A boat is pulled into a dock by a string attached to the bow of the boat and passing through a pulley on the dock that is1ft higher than the bow of the boat. If the string is pulled at a rate of 3 ft/second, how fast is the boat approaching the dock when it is 7 ft from the dock?
Make a diagram, you should have a right-angled triangle.
let the horizontal distance of the boat from the dock be x ft
let the hypotenuse, the length of the rope, be y ft.
then x^2 + 1^2 = y^2
2xdx/dt = 2ydy/dt
when x=7
y^2 = 7^2 + 1^ = 50
y = √50
and you are given dy/dt = -3 ft/s (I made it negative since y is decreasing)
sub in and you are on your way.
To solve this problem, we need to use related rates, specifically the concept of rates of change. Let's start by assigning some variables:
Let x represent the distance between the boat and the dock.
Let y represent the length of the string.
Let t represent time.
From the problem, we know that the string is being pulled at a rate of 3 ft/second, so dy/dt = 3 ft/second.
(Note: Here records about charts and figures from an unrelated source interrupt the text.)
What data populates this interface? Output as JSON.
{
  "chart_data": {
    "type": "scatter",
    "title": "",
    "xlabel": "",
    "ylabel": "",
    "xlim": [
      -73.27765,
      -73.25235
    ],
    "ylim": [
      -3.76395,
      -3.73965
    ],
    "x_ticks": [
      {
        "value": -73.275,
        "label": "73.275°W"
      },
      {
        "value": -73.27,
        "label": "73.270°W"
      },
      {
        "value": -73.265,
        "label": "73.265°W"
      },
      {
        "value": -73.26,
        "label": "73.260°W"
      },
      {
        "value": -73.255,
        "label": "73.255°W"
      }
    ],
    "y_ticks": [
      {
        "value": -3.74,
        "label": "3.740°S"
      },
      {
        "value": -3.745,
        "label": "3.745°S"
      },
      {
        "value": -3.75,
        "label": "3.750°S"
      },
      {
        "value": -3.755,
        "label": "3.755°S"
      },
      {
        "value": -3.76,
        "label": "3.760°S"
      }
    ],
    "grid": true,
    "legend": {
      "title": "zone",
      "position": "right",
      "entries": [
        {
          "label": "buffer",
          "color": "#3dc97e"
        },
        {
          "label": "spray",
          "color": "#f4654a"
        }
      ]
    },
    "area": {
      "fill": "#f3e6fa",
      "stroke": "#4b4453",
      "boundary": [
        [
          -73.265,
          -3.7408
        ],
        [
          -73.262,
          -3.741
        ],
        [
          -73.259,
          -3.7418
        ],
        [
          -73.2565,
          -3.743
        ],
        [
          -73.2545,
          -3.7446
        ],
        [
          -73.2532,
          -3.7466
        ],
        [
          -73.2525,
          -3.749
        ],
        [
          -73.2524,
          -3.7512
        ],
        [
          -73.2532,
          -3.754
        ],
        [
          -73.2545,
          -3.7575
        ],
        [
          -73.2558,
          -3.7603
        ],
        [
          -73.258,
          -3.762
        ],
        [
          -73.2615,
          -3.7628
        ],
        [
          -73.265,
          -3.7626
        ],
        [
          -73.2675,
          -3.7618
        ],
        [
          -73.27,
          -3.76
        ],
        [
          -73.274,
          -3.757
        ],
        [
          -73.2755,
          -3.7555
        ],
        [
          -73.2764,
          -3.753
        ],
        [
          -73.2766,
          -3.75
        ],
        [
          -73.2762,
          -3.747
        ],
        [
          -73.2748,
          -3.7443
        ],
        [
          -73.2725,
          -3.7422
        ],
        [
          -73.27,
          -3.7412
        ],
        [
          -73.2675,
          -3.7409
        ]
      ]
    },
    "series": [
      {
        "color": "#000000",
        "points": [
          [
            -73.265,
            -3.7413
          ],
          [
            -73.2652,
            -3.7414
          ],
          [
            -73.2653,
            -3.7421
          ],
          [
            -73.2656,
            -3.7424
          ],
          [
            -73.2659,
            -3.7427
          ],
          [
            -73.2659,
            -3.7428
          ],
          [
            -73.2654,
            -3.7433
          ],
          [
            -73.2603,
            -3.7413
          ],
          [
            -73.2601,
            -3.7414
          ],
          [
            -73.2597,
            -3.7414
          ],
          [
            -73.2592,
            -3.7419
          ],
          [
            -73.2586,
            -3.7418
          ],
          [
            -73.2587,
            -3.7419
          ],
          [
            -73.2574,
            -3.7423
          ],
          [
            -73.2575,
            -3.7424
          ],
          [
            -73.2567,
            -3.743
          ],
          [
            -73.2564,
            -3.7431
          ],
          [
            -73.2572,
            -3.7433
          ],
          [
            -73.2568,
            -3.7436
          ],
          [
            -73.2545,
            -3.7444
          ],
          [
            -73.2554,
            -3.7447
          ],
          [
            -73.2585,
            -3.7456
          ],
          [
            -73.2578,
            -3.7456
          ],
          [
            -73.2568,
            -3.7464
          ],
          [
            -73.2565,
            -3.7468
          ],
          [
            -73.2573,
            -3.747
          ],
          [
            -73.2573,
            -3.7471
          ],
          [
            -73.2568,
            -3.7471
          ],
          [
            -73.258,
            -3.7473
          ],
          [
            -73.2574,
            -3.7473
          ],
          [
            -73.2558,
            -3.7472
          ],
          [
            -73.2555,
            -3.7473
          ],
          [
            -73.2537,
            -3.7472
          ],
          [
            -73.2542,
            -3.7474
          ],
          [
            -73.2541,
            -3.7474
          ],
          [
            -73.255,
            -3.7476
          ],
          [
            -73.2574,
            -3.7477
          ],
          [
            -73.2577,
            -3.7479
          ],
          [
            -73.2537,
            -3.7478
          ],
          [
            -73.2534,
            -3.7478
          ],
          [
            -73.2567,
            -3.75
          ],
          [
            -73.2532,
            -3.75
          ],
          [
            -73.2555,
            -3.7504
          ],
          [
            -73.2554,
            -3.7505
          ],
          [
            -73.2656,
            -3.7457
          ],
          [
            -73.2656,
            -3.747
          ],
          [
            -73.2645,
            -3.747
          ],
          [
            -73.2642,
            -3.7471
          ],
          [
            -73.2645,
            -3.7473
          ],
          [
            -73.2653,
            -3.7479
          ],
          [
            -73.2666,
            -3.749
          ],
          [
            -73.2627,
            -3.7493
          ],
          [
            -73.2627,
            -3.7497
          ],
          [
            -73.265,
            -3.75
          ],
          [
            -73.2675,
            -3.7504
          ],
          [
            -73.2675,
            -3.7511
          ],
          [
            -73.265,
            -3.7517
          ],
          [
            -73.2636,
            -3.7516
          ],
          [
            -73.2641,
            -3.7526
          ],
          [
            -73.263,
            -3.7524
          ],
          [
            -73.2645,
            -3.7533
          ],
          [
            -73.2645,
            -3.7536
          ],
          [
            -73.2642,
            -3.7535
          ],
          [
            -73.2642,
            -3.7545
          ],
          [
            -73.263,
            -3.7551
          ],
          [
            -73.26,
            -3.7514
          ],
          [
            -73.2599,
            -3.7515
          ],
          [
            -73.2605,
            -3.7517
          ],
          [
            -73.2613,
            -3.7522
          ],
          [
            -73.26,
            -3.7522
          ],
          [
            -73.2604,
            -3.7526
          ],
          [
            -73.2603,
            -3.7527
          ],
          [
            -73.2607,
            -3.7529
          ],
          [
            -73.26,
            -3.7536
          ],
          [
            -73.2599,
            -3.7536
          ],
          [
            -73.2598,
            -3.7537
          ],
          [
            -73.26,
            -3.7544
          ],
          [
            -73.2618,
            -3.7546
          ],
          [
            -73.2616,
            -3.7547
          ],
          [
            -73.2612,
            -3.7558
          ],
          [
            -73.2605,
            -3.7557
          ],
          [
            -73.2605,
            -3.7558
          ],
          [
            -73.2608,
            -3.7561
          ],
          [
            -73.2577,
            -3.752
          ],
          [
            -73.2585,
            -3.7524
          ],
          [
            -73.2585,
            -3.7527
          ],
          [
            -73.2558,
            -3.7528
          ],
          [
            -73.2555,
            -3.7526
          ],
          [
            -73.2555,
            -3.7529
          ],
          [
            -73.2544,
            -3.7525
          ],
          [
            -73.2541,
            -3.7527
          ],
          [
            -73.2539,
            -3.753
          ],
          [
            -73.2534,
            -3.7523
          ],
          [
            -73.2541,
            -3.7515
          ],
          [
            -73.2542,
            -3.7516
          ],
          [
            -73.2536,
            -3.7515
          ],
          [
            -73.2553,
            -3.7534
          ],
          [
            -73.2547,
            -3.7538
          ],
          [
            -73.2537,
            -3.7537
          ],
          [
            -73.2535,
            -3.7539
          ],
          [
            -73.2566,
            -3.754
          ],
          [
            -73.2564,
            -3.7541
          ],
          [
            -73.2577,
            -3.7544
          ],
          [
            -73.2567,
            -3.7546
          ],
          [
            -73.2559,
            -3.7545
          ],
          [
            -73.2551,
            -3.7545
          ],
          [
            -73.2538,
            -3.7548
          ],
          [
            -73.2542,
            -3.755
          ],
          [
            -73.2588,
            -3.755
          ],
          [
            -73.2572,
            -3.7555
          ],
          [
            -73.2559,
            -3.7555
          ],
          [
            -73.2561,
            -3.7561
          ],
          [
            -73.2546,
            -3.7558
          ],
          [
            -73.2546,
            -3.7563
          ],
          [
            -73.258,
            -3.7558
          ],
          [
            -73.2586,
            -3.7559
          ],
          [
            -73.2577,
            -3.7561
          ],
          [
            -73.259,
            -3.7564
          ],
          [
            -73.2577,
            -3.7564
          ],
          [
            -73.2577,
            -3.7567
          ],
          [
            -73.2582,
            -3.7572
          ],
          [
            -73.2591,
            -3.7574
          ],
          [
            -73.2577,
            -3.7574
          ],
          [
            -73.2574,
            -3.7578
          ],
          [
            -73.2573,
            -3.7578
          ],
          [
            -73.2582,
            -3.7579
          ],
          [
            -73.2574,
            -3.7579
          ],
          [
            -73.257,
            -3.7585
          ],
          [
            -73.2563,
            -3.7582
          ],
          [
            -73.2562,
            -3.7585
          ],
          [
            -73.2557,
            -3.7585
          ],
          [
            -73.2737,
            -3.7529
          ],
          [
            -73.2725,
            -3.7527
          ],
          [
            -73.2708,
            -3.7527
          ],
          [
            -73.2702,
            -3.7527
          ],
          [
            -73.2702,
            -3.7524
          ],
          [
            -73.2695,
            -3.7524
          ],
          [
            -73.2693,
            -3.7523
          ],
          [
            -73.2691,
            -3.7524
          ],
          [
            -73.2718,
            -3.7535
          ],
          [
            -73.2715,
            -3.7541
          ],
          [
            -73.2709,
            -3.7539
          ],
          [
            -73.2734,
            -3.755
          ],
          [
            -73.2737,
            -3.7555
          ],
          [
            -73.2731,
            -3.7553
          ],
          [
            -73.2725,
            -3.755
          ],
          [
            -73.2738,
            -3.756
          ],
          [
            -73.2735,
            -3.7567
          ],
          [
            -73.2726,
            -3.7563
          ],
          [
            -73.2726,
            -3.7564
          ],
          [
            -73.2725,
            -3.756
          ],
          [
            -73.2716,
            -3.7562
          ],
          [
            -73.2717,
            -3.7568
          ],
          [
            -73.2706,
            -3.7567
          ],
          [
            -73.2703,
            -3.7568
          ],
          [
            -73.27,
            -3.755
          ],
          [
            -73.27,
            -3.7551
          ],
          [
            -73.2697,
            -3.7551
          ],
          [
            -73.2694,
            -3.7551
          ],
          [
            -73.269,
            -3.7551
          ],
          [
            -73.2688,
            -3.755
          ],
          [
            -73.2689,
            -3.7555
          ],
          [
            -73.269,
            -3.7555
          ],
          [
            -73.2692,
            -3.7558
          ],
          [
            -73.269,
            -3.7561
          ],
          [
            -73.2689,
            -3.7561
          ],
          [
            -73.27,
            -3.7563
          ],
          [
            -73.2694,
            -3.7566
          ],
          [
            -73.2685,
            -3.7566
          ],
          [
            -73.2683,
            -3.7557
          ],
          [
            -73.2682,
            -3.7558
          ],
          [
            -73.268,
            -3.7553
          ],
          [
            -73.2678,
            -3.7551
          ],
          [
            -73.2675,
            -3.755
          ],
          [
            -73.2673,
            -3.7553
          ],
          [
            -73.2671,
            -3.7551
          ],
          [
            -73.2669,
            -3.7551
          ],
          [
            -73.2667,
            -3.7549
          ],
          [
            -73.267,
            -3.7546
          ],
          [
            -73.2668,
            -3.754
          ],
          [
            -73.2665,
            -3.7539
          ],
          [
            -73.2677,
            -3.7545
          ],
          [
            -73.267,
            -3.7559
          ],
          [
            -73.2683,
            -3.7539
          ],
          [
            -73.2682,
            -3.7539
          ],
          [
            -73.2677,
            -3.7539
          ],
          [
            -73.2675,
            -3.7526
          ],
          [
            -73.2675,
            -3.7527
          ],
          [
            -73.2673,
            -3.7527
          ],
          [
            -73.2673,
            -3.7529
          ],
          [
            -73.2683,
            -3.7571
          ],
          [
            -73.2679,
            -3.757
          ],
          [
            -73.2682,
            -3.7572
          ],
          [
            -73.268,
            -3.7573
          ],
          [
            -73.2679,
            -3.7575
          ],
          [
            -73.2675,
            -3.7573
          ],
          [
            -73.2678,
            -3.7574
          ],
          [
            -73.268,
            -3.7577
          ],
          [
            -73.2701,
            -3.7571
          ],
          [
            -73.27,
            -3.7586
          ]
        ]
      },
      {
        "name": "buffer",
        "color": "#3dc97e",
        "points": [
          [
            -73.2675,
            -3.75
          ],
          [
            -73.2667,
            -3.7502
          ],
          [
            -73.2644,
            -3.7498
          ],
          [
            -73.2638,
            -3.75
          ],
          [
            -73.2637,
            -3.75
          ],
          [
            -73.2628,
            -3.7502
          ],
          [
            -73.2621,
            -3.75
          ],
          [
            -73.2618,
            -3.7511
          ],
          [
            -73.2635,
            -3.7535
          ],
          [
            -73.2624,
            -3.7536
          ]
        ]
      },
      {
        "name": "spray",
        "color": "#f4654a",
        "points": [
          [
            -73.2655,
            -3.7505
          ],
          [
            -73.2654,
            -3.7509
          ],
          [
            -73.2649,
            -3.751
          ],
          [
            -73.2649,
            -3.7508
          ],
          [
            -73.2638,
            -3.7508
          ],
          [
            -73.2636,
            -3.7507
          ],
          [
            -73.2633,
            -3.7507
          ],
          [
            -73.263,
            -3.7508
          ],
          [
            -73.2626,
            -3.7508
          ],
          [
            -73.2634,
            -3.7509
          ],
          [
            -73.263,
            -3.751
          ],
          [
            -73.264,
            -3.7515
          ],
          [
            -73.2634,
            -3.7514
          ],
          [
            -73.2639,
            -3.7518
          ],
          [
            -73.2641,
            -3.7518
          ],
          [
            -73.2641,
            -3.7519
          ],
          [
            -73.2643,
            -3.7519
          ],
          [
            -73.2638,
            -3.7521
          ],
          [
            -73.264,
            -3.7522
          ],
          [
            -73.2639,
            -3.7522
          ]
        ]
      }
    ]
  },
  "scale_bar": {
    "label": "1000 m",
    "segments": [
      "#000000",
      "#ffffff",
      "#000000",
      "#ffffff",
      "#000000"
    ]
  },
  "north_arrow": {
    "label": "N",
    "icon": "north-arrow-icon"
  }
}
We are given that the string is passing through a pulley on the dock that is 1 ft higher than the bow of the boat. This means that the vertical distance between the string and the dock can be represented by y - x = 1.
Now, we need to find dx/dt, the rate at which the boat is approaching the dock when it is 7 ft from the dock.
To find dx/dt, we need to find an equation that relates x, y, and their rates of change.
From the Pythagorean theorem, we know that x^2 + (y - x)^2 = y^2.
Differentiate both sides of this equation with respect to time t:
2x(dx/dt) + 2(y - x)(dy/dt) = 2y(dy/dt)
Now, plug in the given values:
2(7)(dx/dt) + 2(1)(3) = 2(8)(3)
14(dx/dt) + 6 = 48
14(dx/dt) = 42
dx/dt = 42/14
dx/dt = 3 ft/second
Therefore, the boat is approaching the dock at a rate of 3 ft/second when it is 7 ft from the dock.